在本教程中,我们将使用 BeautifulSoup 库和 LangChain 的文档解析器(如 Html2TextTransformerAsyncHtmlLoader)来解析 activeloop 的文档。因此我们需要安装以下库:
pip install -qU  tiktoken langchain-openai python-dotenv datasets langchain deeplake beautifulsoup4 html2text ragas
你还需要创建一个 Activeloop 账号。
ORG_ID = "..."
from langchain_classic.chains import RetrievalQA
from langchain_community.vectorstores import DeepLake
from langchain_openai import ChatOpenAI, OpenAIEmbeddings
import getpass
import os

if "OPENAI_API_KEY" not in os.environ:
    os.environ["OPENAI_API_KEY"] = getpass.getpass("Enter your OpenAI API token: ")
# # 如果没有通过 CLI 登录,需要提供 activeloop 令牌:`activeloop login -u <USERNAME> -p <PASSWORD>`
if "ACTIVELOOP_TOKEN" not in os.environ:
    os.environ["ACTIVELOOP_TOKEN"] = getpass.getpass(
        "Enter your ActiveLoop API token: "
    )  # 从 https://app.activeloop.ai 获取你的 API 令牌,点击右上角的头像,选择"API Tokens"

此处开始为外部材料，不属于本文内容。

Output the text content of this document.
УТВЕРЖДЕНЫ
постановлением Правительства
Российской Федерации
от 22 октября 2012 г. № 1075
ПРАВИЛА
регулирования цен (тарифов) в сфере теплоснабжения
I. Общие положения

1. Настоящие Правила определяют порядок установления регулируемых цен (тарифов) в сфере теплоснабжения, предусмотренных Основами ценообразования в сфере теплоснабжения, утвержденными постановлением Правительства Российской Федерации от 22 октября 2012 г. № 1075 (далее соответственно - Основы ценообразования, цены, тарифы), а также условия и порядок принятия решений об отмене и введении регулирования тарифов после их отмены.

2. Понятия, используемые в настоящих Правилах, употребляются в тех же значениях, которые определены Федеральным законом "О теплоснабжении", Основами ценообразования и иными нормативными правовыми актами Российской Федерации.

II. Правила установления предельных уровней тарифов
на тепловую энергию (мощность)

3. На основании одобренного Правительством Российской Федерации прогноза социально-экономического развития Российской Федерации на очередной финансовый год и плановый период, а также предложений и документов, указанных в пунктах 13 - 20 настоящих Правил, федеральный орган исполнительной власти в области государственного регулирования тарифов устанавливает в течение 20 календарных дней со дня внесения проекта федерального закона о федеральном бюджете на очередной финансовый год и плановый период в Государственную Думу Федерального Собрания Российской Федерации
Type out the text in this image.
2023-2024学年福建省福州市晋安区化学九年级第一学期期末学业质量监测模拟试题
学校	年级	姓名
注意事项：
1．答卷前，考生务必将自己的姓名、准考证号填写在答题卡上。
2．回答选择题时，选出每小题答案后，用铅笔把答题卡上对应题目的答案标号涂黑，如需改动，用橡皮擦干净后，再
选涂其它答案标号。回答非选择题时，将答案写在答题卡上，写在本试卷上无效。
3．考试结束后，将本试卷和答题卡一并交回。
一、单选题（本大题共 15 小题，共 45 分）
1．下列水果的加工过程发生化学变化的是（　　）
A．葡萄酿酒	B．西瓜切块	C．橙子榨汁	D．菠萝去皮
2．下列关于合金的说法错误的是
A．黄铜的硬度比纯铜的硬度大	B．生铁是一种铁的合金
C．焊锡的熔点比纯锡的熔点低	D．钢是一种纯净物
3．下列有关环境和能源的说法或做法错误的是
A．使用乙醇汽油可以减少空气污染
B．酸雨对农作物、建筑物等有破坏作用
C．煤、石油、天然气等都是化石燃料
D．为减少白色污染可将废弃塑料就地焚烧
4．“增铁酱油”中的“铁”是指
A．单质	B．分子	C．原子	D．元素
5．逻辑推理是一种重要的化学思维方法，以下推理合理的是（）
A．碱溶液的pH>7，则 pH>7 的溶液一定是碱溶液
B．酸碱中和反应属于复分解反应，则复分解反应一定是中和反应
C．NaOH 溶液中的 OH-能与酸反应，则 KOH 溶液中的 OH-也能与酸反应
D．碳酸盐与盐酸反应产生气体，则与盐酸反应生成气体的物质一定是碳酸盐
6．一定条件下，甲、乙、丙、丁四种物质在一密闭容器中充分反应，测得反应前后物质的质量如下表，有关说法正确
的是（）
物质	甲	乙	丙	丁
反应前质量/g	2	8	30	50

token = os.getenv("ACTIVELOOP_TOKEN")
openai_embeddings = OpenAIEmbeddings()
db = DeepLake(
    dataset_path=f"hub://{ORG_ID}/deeplake-docs-deepmemory",  # org_id 代表你在 activeloop 的用户名或组织名
    embedding=openai_embeddings,
    runtime={"tensor_db": True},
    token=token,
    # overwrite=True, # 如果想覆盖整个数据集,设置 overwrite 标志
    read_only=False,
)
使用 BeautifulSoup 解析网页中的所有链接
from urllib.parse import urljoin

import requests
from bs4 import BeautifulSoup


def get_all_links(url):
    response = requests.get(url)
    if response.status_code != 200:
        print(f"Failed to retrieve the page: {url}")
        return []

    soup = BeautifulSoup(response.content, "html.parser")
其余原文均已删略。